I have a send-proxy aware app running on an appserver which only allows tcp port access on 3336 from an haproxy box (I have tested this from my remote machine and unable to see the open port and the ip is listed below you are also free to try it). On the haproxy side I have firewall rules blocking a specific ip, yet I see periodically 0.0.0.0 show up on the app server log (there is nothing from the app server that would be hitting that port)

Ubuntu 16.04 LTS
HA-Proxy version 1.8.12-1ppa1~xenial 2018/06/27

See logs:

2018-10-22 09:33:15 [0.0.0.0] , x16r, no data
2018-10-22 09:32:46 [90.143.45.55] , x16r, no data

I am using mode tcp as follows:
global
        log /dev/log local0
        log /dev/lo local1 notice
         stats socket /run/haproxy/admin.sock mode 660 level admin expose-fd listeners
         maxconn 32768
        nbproc 1
        nbthread 4
         log /dev/log   local0
         log /dev/log   local1 notice
#         stats socket /run/haproxy/admin.sock mode 660 level admin
         stats timeout 30s
         user haproxy
         group haproxy
         daemon

defaults
        log     global
        mode    tcp
        option  tcplog
        balance leastconn
        timeout client 99m
        timeout connect 60s
        timeout server 99m

frontend rvn
         bind *:3636
         default_backend stratum_rvn

backend stratum_rvn
     server rvn1 198.27.74.99:3636 send-proxy-v2
     server rvn2 198.27.74.99:3635 send-proxy-v2

I have also enabled the “usual” anti-spoofing rules using iptables:
-N spoofing
-I spoofing -j LOG --log-prefix “Spoofed source IP”
-I spoofing -j DROP
-A INPUT -s 255.0.0.0/8 -j spoofing
-A INPUT -s 0.0.0.8/8 -j spoofing

which have not helped.

Appreciate any insight how I can deal with this.

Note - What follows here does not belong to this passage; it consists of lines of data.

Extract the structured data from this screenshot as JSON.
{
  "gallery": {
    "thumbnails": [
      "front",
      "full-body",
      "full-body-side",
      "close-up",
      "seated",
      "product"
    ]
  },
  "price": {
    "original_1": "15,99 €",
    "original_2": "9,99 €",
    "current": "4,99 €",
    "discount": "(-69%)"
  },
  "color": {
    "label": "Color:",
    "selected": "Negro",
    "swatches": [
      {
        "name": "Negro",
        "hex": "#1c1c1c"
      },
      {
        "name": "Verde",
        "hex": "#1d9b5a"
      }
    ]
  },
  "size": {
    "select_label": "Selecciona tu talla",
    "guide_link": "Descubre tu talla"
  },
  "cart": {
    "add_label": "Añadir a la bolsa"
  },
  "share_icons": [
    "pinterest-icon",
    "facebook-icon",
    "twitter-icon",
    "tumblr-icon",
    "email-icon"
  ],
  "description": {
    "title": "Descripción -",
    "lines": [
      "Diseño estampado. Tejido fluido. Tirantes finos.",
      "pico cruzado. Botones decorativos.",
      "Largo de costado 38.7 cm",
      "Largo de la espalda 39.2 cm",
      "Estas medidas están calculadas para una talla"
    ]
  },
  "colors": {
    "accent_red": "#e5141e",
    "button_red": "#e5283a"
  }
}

Could this be IPv6 (even a simple “curl localhost” on the haproxy could actually use IPv6 for transport, as localhost)?

When there is a mismatch between source and destination address-families, the proxy protocol may provide UNKNOWN instead.

If that’s not it, only a traffic capture between haproxy and your backend will shed more light on it.